While it’s a trek down to the beach, it is definitely worth it. A wide expanse of a beach with an impressive cliff face punctured by the two holes of the U-shaped Cathedral Caves. Access requires a little negotiating (unless you’re content to just wade/swim down the middle) but it’s no problem – I even saw an old lady who had difficulty walking make it through fine.

It is dark inside – you can get by without a torch but using the light on your phone could be helpful. It’s basically a smooth sand walk but there is the odd rock. The caves have an impressive ceiling height so you won’t feel claustrophobic but I can imagine it would be scary getting trapped with an incoming tide.

Curio Bay

Curio Bay Penguins
Our accommodation for the night was the Lazy Dolphin lodge in Curio Bay. Situated right on the beach, it has private rooms (with shared facilities) for about $90/night. The aging building is fine for a night and offers great views from the upstairs balcony.

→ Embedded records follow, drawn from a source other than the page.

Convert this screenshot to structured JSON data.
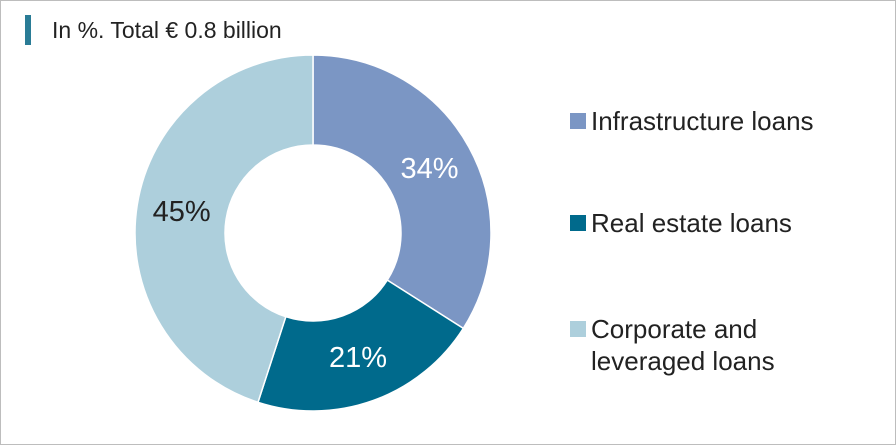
{
  "title": "In %. Total € 0.8 billion",
  "chart_data": {
    "type": "pie",
    "donut": true,
    "title": "In %. Total € 0.8 billion",
    "categories": [
      "Infrastructure loans",
      "Real estate loans",
      "Corporate and leveraged loans"
    ],
    "values": [
      34,
      21,
      45
    ],
    "labels": [
      "34%",
      "21%",
      "45%"
    ],
    "colors": [
      "#7b96c4",
      "#006a8c",
      "#adcfdc"
    ],
    "label_colors": [
      "#ffffff",
      "#ffffff",
      "#222222"
    ],
    "legend_position": "right"
  },
  "legend": [
    {
      "label": "Infrastructure loans",
      "color": "#7b96c4"
    },
    {
      "label": "Real estate loans",
      "color": "#006a8c"
    },
    {
      "label": "Corporate and\nleveraged loans",
      "color": "#adcfdc"
    }
  ]
}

The Hector dolphins (the world’s smallest) that frequent the bay are playful and will happily swim around any who brave the cold water. Getting so close to these beautiful creatures you can appreciate their power as they speed through the water with ease.

Some other beautiful creatures we got to witness were the penguins that make their way up the beach after dark. There are several viewing areas, with the most popular being down the far end of Curio Bay near the campground.

While you’re in Curio Bay check out the petrified forest, although it’s nowhere near as scary (groan) as I thought it would be (penguins are known to come ashore here too).


Follow the SSR and you will pass by the Mataura river, home to like a million whitebaiting huts (some no bigger than an outside loo) – it gives you an idea how seriously they take catching those little things.

Before you hit Invercargill there’s a turnoff to Bluff – the southernmost town in NZ (if you exclude Stewart Island). Visiting Bluff is like going back to a simpler time in NZ’s past – old, turn of the century villas and quaint curio stores – one staffed by an elderly Hawaiin man escaping the rat race (mission accomplished).

Take the main road all the way to the end to see the famous sign that confirms you’ve reached the end of the world and stop for a coffee at the cafe. There’s also a lookout at the top of Bluff’s namesake with almost 360 degree views of the surrounding area.

Ship Graveyard

We stopped at the Ship’s Graveyard on the way out of Bluff – a resting ground for boats that once had illustrious careers and now had to endure an ignominious end. To see all the boats it’s best to visit at low tide.

We basically drove straight through Invercargill (no offence!) and on to our next night’s accommodation in Riverton, an idyllic seaside town that is stunning on a nice day (but quite likely horrid on a bad one). There are plenty of great picnic spots, beaches for miles and cafes to sample – I suspect this is a popular holiday destination for families over the summer break.

We carried on the next day following the SSR along the coast and then on its way inland, arriving at Lake Manapouri, the jumping off point to Doubtful Sound and the Manapouri powerstation, neither of which we did. Turns out it’s also a great spot for a picnic and swim lakeside. Done.